In warmer regions with lots of sun, however, the so-called Mallorca Acne can occur. In this case, the skin reacts to the combination of intense UV radiation on oily sunscreen, forming itchy nodules.

Stress, on the other hand, has an indirect effect on our skin. If we are under time pressure, even a balanced diet and sufficient exercise often fall short. In addition, unhealthy lifestyle practices come to the fore when we are stressed - we smoke more often and eat more snacks that can be quickly prepared and that are usually more fatty and sugary. This also has an effect on our skin, which, more than any other organ, reflects our physical and mental condition.

Q: How does smoking affect the skin?

Smoking affects all cells in the body and can have very different effects. On one hand, it promotes premature skin ageing and increases the risk of cancer. On the other hand, tobacco consumption can also trigger and intensify skin diseases. In my experience, even wound healing takes considerably longer in heavy smokers than in non-smokers. Chronic dermatoses, such as psoriasis or Lupus erythematodes, but also hormone-related hair loss (androgenetic alopecia) are also promoted by smoking.

Q: To what extent do exhaust emissions affect skin aging and skin in general?

Air pollutants, exhaust gases and fine dust can have a negative impact on our skin. As allergens, they can cause irritations or promote inflammatory skin diseases such as neurodermatitis. In addition, initial studies have shown a connection between air pollution and accelerated skin aging in the form of pigment spots and facial wrinkles.

However, there is currently still no effective means of protecting our skin against these environmental factors.

Q: Does the water hardness of tap water influence the skin health?

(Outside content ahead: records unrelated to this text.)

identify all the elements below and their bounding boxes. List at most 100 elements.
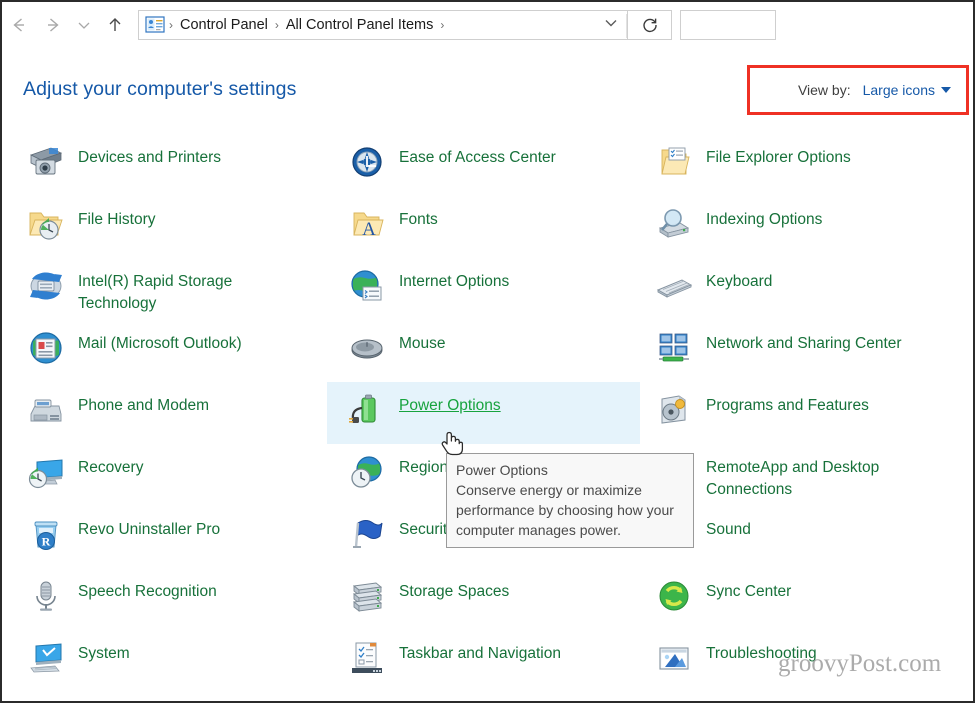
- item-label: Sound: [706, 512, 751, 541]
- intel-storage-icon: [24, 264, 68, 308]
- tooltip-body: Conserve energy or maximize performance …: [456, 480, 684, 540]
- view-by-value[interactable]: Large icons: [863, 82, 935, 98]
- item-label: Taskbar and Navigation: [399, 636, 561, 665]
- item-label: Devices and Printers: [78, 140, 221, 169]
- item-label: Speech Recognition: [78, 574, 217, 603]
- item-label: Phone and Modem: [78, 388, 209, 417]
- keyboard-icon: [652, 264, 696, 308]
- item-indexing-options[interactable]: Indexing Options: [640, 196, 973, 258]
- item-label: Network and Sharing Center: [706, 326, 902, 355]
- item-label: Recovery: [78, 450, 143, 479]
- programs-features-icon: [652, 388, 696, 432]
- caret-down-icon[interactable]: [941, 87, 951, 93]
- navigation-bar: › Control Panel › All Control Panel Item…: [2, 2, 973, 48]
- item-network-and-sharing-center[interactable]: Network and Sharing Center: [640, 320, 973, 382]
- item-internet-options[interactable]: Internet Options: [327, 258, 640, 320]
- mouse-icon: [345, 326, 389, 370]
- item-revo-uninstaller-pro[interactable]: R Revo Uninstaller Pro: [2, 506, 327, 568]
- control-panel-window: › Control Panel › All Control Panel Item…: [0, 0, 975, 703]
- hand-cursor: [439, 427, 465, 457]
- mail-globe-icon: [24, 326, 68, 370]
- fax-modem-icon: [24, 388, 68, 432]
- control-panel-icon: [145, 16, 165, 34]
- forward-button[interactable]: [36, 5, 70, 45]
- up-button[interactable]: [98, 5, 132, 45]
- folder-options-icon: [652, 140, 696, 184]
- breadcrumb-control-panel[interactable]: Control Panel: [175, 17, 273, 33]
- taskbar-icon: [345, 636, 389, 680]
- blue-flag-icon: [345, 512, 389, 556]
- item-label: Revo Uninstaller Pro: [78, 512, 220, 541]
- item-label: Ease of Access Center: [399, 140, 556, 169]
- ease-of-access-icon: [345, 140, 389, 184]
- item-keyboard[interactable]: Keyboard: [640, 258, 973, 320]
- item-speech-recognition[interactable]: Speech Recognition: [2, 568, 327, 630]
- folder-clock-icon: [24, 202, 68, 246]
- view-by-control[interactable]: View by: Large icons: [747, 65, 969, 115]
- network-sharing-icon: [652, 326, 696, 370]
- breadcrumb-separator[interactable]: ›: [273, 18, 281, 32]
- item-file-explorer-options[interactable]: File Explorer Options: [640, 134, 973, 196]
- revo-bin-icon: R: [24, 512, 68, 556]
- tooltip-title: Power Options: [456, 460, 684, 480]
- system-monitor-icon: [24, 636, 68, 680]
- item-label: Storage Spaces: [399, 574, 509, 603]
- storage-stack-icon: [345, 574, 389, 618]
- item-label: Indexing Options: [706, 202, 822, 231]
- item-file-history[interactable]: File History: [2, 196, 327, 258]
- item-label: System: [78, 636, 130, 665]
- breadcrumb-separator: ›: [167, 18, 175, 32]
- items-column-2: Ease of Access Center A Fonts: [327, 134, 640, 692]
- page-title: Adjust your computer's settings: [23, 78, 296, 101]
- indexing-magnifier-icon: [652, 202, 696, 246]
- svg-text:A: A: [362, 219, 376, 240]
- chevron-down-icon[interactable]: [603, 15, 619, 36]
- refresh-icon: [641, 16, 659, 34]
- item-programs-and-features[interactable]: Programs and Features: [640, 382, 973, 444]
- item-fonts[interactable]: A Fonts: [327, 196, 640, 258]
- item-storage-spaces[interactable]: Storage Spaces: [327, 568, 640, 630]
- item-ease-of-access-center[interactable]: Ease of Access Center: [327, 134, 640, 196]
- address-divider: [626, 14, 627, 38]
- item-taskbar-and-navigation[interactable]: Taskbar and Navigation: [327, 630, 640, 692]
- item-label: Programs and Features: [706, 388, 869, 417]
- refresh-button[interactable]: [628, 10, 672, 40]
- control-panel-items-grid: Devices and Printers File History: [2, 134, 973, 692]
- item-label: File History: [78, 202, 156, 231]
- item-system[interactable]: System: [2, 630, 327, 692]
- items-column-3: File Explorer Options Indexing Options: [640, 134, 973, 692]
- item-mail-microsoft-outlook[interactable]: Mail (Microsoft Outlook): [2, 320, 327, 382]
- recent-locations-button[interactable]: [70, 5, 98, 45]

Absolutely! Hard water, i.e. water rich in calcareous substances, contains many dissolved minerals, such as calcium, which promotes the formation of limescale (calcium carbonate deposits). If the calcium carbonate concentration exceeds a certain value, calcium deposits in the form of white or yellow lumps can occur on the skin. Limescale therefore promotes the build-up of detergents from cleansing products on the skin, while also increasing the pH of water. Even a slightly alkaline pH value weakens the skin’s so-called protective acid mantle and thus our skin barrier, making it easier for harmful microorganisms to penetrate and irritations to occur more quickly.

Q: Can environmental influences be reduced through targeted skin care?

Skin care products that have protective and antioxidant properties on the skin barrier are very well suited for active protection against skin-damaging environmental influences. Vitamin E and C in particular, but also flavonoids, such as rutin or omega fatty acids, act as free radical scavengers and protect against cell damage.

Q: When should the consumer specifically use/choose skincare products?

Skincare products can be used every day, since our skin is exposed to many different environmental factors on a daily basis, albeit to different degrees. Especially in times when there are high levels of stress, in winter or after extensive sunbathing, appropriate skincare products can specifically help with cell regeneration and serve as a protection.

Q: What do you think about products designed to protect the skin from electromagnetic radiation?

Anti-electrosmog products are a myth. To protect your skin from electromagnetic radiation, we would have to live in a bunker or wear a lead suit. Natural radiation can be found anywhere in the world, so the body is used to it and copes well with it. Anti-electrosmog products are therefore just the result of panic and of the desire to make money.

Q: How important is UV protection really?

UV radiation is the most important factor in sunlight-induced skin aging (photo-aging) and in the development of skin cancer. Especially when exposed to strong sunlight, like in summer, by the sun at high-altitude or in equatorial regions, one should not stay exposed to it for long periods of time without sunscreen. The use of sunscreen not only prevents premature skin aging and wrinkling, but also skin cancer. The latest trend is the development of skincare products that contain ingredients that simultaneously protect the skin from UV radiation and skin aging. I very much welcome this trend because, according to a study carried out in 2017, the consistent use of sunscreen would prevent around ten percent of melanoma diseases worldwide.